The Amazon on Life Support?

Deforestation in the Amazon as seen by satellite (by NASA, via Wikimedia Commons).
Deforestation in the Amazon as seen by satellite (by NASA, via Wikimedia Commons).
Deforestation in the Amazon as seen by satellite (by NASA, via Wikimedia Commons).

Every minute, an area the size of 50 soccer fields is destroyed in the Amazon Rainforest.  Over the past 40 years, nearly 20% of the forest has been destroyed – an area roughly the size of Alaska. Simply put, in less than half of a century more of the rainforest was destroyed than in the previous 450 years – combined.  High-resolution satellite images tell a story of devastating deforestation in the planet’s largest and most diverse rainforest. Many areas that were once a sea of lush greenery have been transformed into a barren, muddy landscape.

The Amazon represents more than half the remaining rainforest on the planet.  Humans depend on these ecosystems as a source for the planet’s carbon, water, and climate systems. Thus, it isn’t surprising that losing 2.3 million square kilometers of forest in a mere 13 years, as new research indicates, is of great concern to both environmental groups and national governments. While the majority of the Amazon is located in Brazil, the forest expands across nine countries making deforestation an international crisis.

With 20% of the forest already cut down and another 20%, as expected by scientists, to be on the chopping block over the next two decades, it is only a matter of time until the Amazon’s ecology will begin to collapse. Adding global warming to the mix makes the outlook seem worse. Over 100,000 miles of illegal roads, forged by loggers who aim to reach the prime hardwood trees deep in the forest, snake through the labyrinth of vegetation. Consequences of these new roads turn out to be equally as destructive as the actual logging. Land sharks slide in unnoticed and claim the land making land thievery a common crime. As is the case with many lucrative businesses, with high profits comes violence and corruption. Armed guards, hired gunmen, and corrupt government officials all help to facilitate these illegal activities.

It isn’t all bad news for the Amazon, however. Since the devastating revelation in the early 2000s, Brazil and other South American countries have committed to reversing the damage. New data shows that while Brazil still suffers from very high rates of forest clearing, the country has cut the annual rate of forest loss to half of what it once was. In turn, many of the strategies that Brazil has implemented as a deterrent to deforestation will help policymakers in other countries respond to the troubling rates of forest decline.

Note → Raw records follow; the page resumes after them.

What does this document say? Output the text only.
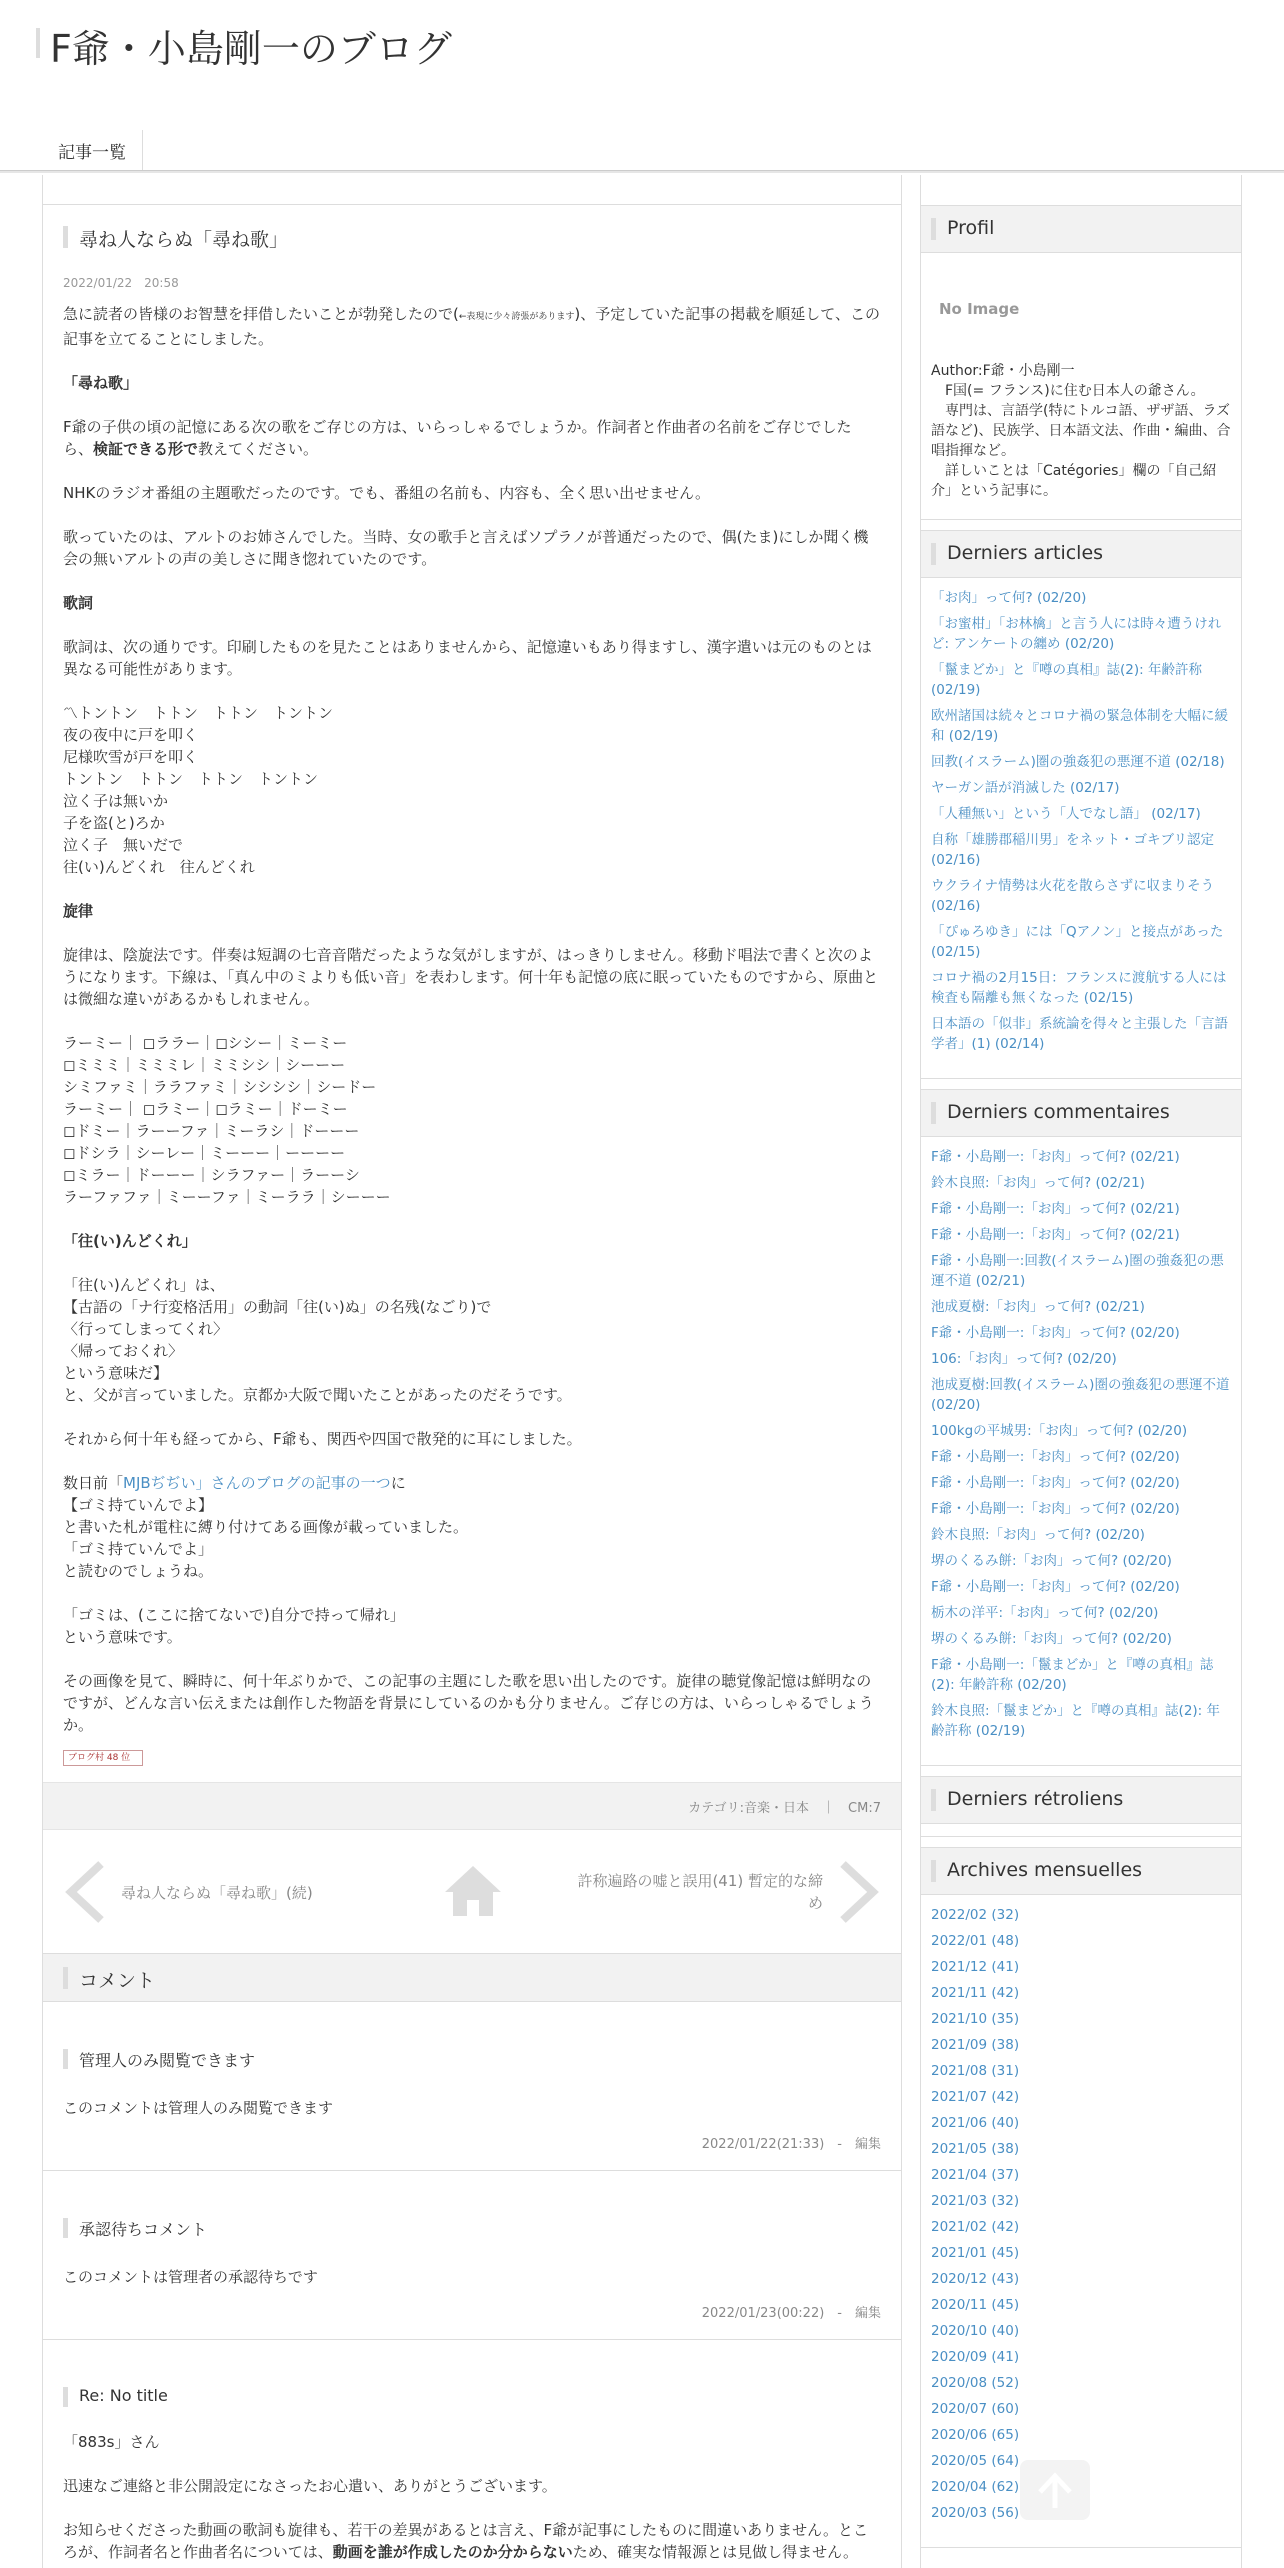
F爺・小島剛一のブログ
記事一覧
尋ね人ならぬ「尋ね歌」
2022/01/22　20:58

急に読者の皆様のお智慧を拝借したいことが勃発したので(←表現に少々誇張があります)、予定していた記事の掲載を順延して、この記事を立てることにしました。

「尋ね歌」

F爺の子供の頃の記憶にある次の歌をご存じの方は、いらっしゃるでしょうか。作詞者と作曲者の名前をご存じでしたら、検証できる形で教えてください。

NHKのラジオ番組の主題歌だったのです。でも、番組の名前も、内容も、全く思い出せません。

歌っていたのは、アルトのお姉さんでした。当時、女の歌手と言えばソプラノが普通だったので、偶(たま)にしか聞く機会の無いアルトの声の美しさに聞き惚れていたのです。

歌詞

歌詞は、次の通りです。印刷したものを見たことはありませんから、記憶違いもあり得ますし、漢字遣いは元のものとは異なる可能性があります。

〽トントン　トトン　トトン　トントン
夜の夜中に戸を叩く
尼様吹雪が戸を叩く
トントン　トトン　トトン　トントン
泣く子は無いか
子を盗(と)ろか
泣く子　無いだで
往(い)んどくれ　往んどくれ

旋律

旋律は、陰旋法です。伴奏は短調の七音音階だったような気がしますが、はっきりしません。移動ド唱法で書くと次のようになります。下線は、「真ん中のミよりも低い音」を表わします。何十年も記憶の底に眠っていたものですから、原曲とは微細な違いがあるかもしれません。

ラーミー｜ ◻ララー｜◻シシー｜ミーミー
◻ミミミ｜ミミミレ｜ミミシシ｜シーーー
シミファミ｜ララファミ｜シシシシ｜シードー
ラーミー｜ ◻ラミー｜◻ラミー｜ドーミー
◻ドミー｜ラーーファ｜ミーラシ｜ドーーー
◻ドシラ｜シーレー｜ミーーー｜ーーーー
◻ミラー｜ドーーー｜シラファー｜ラーーシ
ラーファファ｜ミーーファ｜ミーララ｜シーーー

「往(い)んどくれ」

「往(い)んどくれ」は、
【古語の「ナ行変格活用」の動詞「往(い)ぬ」の名残(なごり)で
〈行ってしまってくれ〉
〈帰っておくれ〉
という意味だ】
と、父が言っていました。京都か大阪で聞いたことがあったのだそうです。

それから何十年も経ってから、F爺も、関西や四国で散発的に耳にしました。

数日前「MJBぢぢい」さんのブログの記事の一つに
【ゴミ持ていんでよ】
と書いた札が電柱に縛り付けてある画像が載っていました。
「ゴミ持ていんでよ」
と読むのでしょうね。

「ゴミは、(ここに捨てないで)自分で持って帰れ」
という意味です。

その画像を見て、瞬時に、何十年ぶりかで、この記事の主題にした歌を思い出したのです。旋律の聴覚像記憶は鮮明なのですが、どんな言い伝えまたは創作した物語を背景にしているのかも分りません。ご存じの方は、いらっしゃるでしょうか。

ブログ村 48 位
カテゴリ:音楽・日本　｜　CM:7
尋ね人ならぬ「尋ね歌」(続)
許称遍路の嘘と誤用(41) 暫定的な締め
コメント
管理人のみ閲覧できます
このコメントは管理人のみ閲覧できます
2022/01/22(21:33)　-　編集
承認待ちコメント
このコメントは管理者の承認待ちです
2022/01/23(00:22)　-　編集
Re: No title

「883s」さん

迅速なご連絡と非公開設定になさったお心遣い、ありがとうございます。

お知らせくださった動画の歌詞も旋律も、若干の差異があるとは言え、F爺が記事にしたものに間違いありません。ところが、作詞者名と作曲者名については、動画を誰が作成したのか分からないため、確実な情報源とは見做し得ません。

Profil
No Image
Author:F爺・小島剛一
　F国(= フランス)に住む日本人の爺さん。
　専門は、言語学(特にトルコ語、ザザ語、ラズ語など)、民族学、日本語文法、作曲・編曲、合唱指揮など。
　詳しいことは「Catégories」欄の「自己紹介」という記事に。
Derniers articles
「お肉」って何? (02/20)
「お蜜柑」「お林檎」と言う人には時々遭うけれど: アンケートの纏め (02/20)
「鬣まどか」と『噂の真相』誌(2): 年齢許称 (02/19)
欧州諸国は続々とコロナ禍の緊急体制を大幅に緩和 (02/19)
回教(イスラーム)圏の強姦犯の悪運不道 (02/18)
ヤーガン語が消滅した (02/17)
「人種無い」という「人でなし語」 (02/17)
自称「雄勝郡稲川男」をネット・ゴキブリ認定 (02/16)
ウクライナ情勢は火花を散らさずに収まりそう (02/16)
「ぴゅろゆき」には「Qアノン」と接点があった (02/15)
コロナ禍の2月15日：フランスに渡航する人には検査も隔離も無くなった (02/15)
日本語の「似非」系統論を得々と主張した「言語学者」(1) (02/14)
Derniers commentaires
F爺・小島剛一:「お肉」って何? (02/21)
鈴木良照:「お肉」って何? (02/21)
F爺・小島剛一:「お肉」って何? (02/21)
F爺・小島剛一:「お肉」って何? (02/21)
F爺・小島剛一:回教(イスラーム)圏の強姦犯の悪運不道 (02/21)
池成夏樹:「お肉」って何? (02/21)
F爺・小島剛一:「お肉」って何? (02/20)
106:「お肉」って何? (02/20)
池成夏樹:回教(イスラーム)圏の強姦犯の悪運不道 (02/20)
100kgの平城男:「お肉」って何? (02/20)
F爺・小島剛一:「お肉」って何? (02/20)
F爺・小島剛一:「お肉」って何? (02/20)
F爺・小島剛一:「お肉」って何? (02/20)
鈴木良照:「お肉」って何? (02/20)
堺のくるみ餅:「お肉」って何? (02/20)
F爺・小島剛一:「お肉」って何? (02/20)
栃木の洋平:「お肉」って何? (02/20)
堺のくるみ餅:「お肉」って何? (02/20)
F爺・小島剛一:「鬣まどか」と『噂の真相』誌(2): 年齢許称 (02/20)
鈴木良照:「鬣まどか」と『噂の真相』誌(2): 年齢許称 (02/19)
Derniers rétroliens
Archives mensuelles
2022/02 (32)
2022/01 (48)
2021/12 (41)
2021/11 (42)
2021/10 (35)
2021/09 (38)
2021/08 (31)
2021/07 (42)
2021/06 (40)
2021/05 (38)
2021/04 (37)
2021/03 (32)
2021/02 (42)
2021/01 (45)
2020/12 (43)
2020/11 (45)
2020/10 (40)
2020/09 (41)
2020/08 (52)
2020/07 (60)
2020/06 (65)
2020/05 (64)
2020/04 (62)
2020/03 (56)
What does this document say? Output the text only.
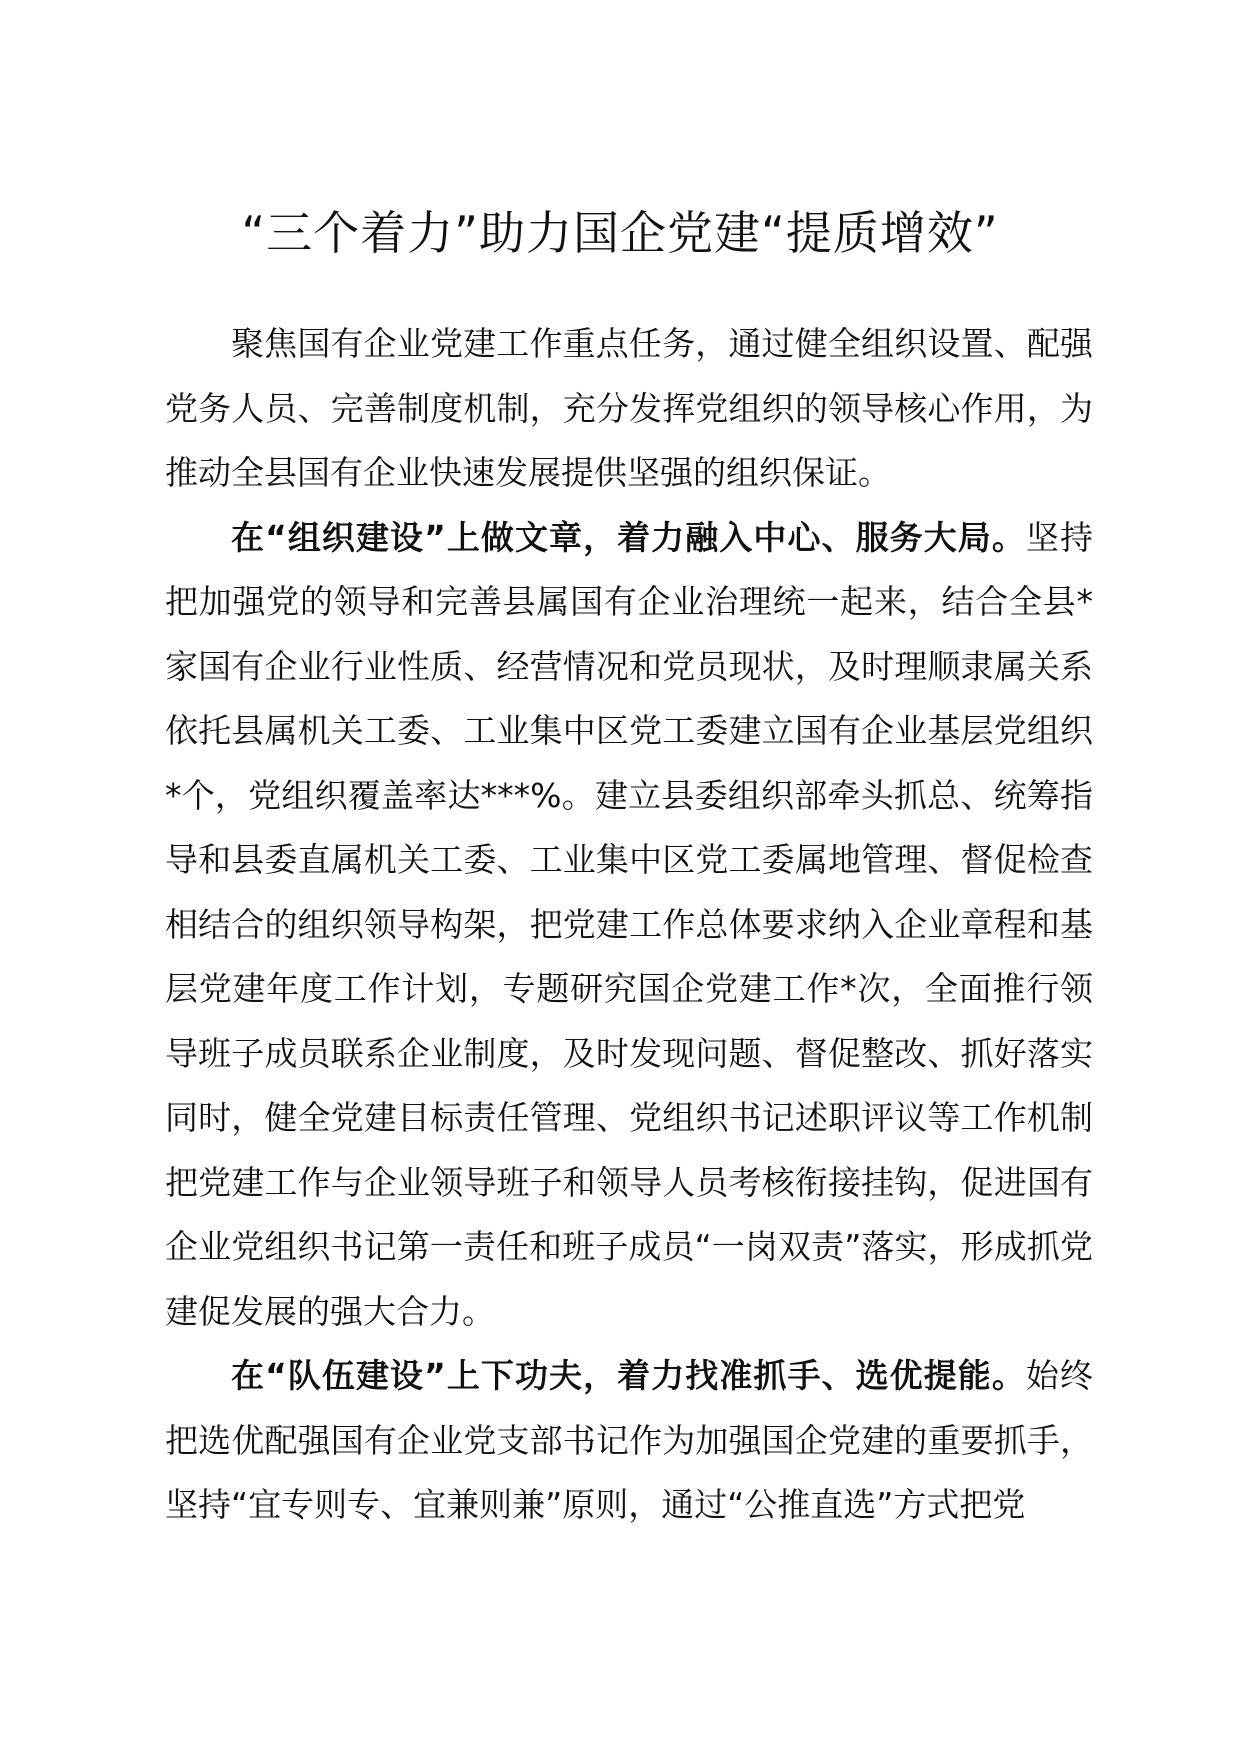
“三个着力”助力国企党建“提质增效”

聚焦国有企业党建工作重点任务，通过健全组织设置、配强党务人员、完善制度机制，充分发挥党组织的领导核心作用，为推动全县国有企业快速发展提供坚强的组织保证。

在“组织建设”上做文章，着力融入中心、服务大局。坚持把加强党的领导和完善县属国有企业治理统一起来，结合全县*家国有企业行业性质、经营情况和党员现状，及时理顺隶属关系依托县属机关工委、工业集中区党工委建立国有企业基层党组织*个，党组织覆盖率达***%。建立县委组织部牵头抓总、统筹指导和县委直属机关工委、工业集中区党工委属地管理、督促检查相结合的组织领导构架，把党建工作总体要求纳入企业章程和基层党建年度工作计划，专题研究国企党建工作*次，全面推行领导班子成员联系企业制度，及时发现问题、督促整改、抓好落实同时，健全党建目标责任管理、党组织书记述职评议等工作机制把党建工作与企业领导班子和领导人员考核衔接挂钩，促进国有企业党组织书记第一责任和班子成员“一岗双责”落实，形成抓党建促发展的强大合力。

在“队伍建设”上下功夫，着力找准抓手、选优提能。始终把选优配强国有企业党支部书记作为加强国企党建的重要抓手，坚持“宜专则专、宜兼则兼”原则，通过“公推直选”方式把党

Nonetheless, the deforestation rates of 2013 were far from encouraging. It is clear that changes have to be made, as deforestation is threatening the local populations’ basic needs. In the most recent Amazonia Security Agenda, it was reported  “compromising Amazonia’s ecosystems, deforestation is now threatening not only the wellbeing and rights of the region’s people, but also the economic sustainability of the very industries that it has enabled.” Scarcity of food, water, and even energy are all threatened by exploitation of the Amazon.

Escalations in forest clearing are primarily being blamed on the weakening of legal protections in the Brazilian Forest Code that were passed under Brazilian President Dilma Rousseff. The reform was riddled with controversy, and was heavily supported by members of the farmer’s lobby known as the ruralists. In Brazil, where agriculture accounts for 5% of the country’s GDP, lobbyist influence has indirectly led to increased deforestation by loggers and farmers. At the United Nation’s Summit on Climate Change, the environment minister, Izabella Teixeira, chose to focus on Brazil’s triumphs, noting the overall trend was has been positive. She attributed the elevation in deforestation to organized crime and acknowledged that the government had taken steps to fight back, saying: “What is happening are crimes, we have 3,921 police investigations, some of them involving civil servants. We are cutting into our own flesh.” Teixeira strongly emphasized that eliminating illegal deforestation remained the goal in the eyes of the government and the crimes of loggers would not be tolerated. Going forward, it is up to the Brazilian government and their counterparts, as well as the global community, to secure the future of the world’s most important forest.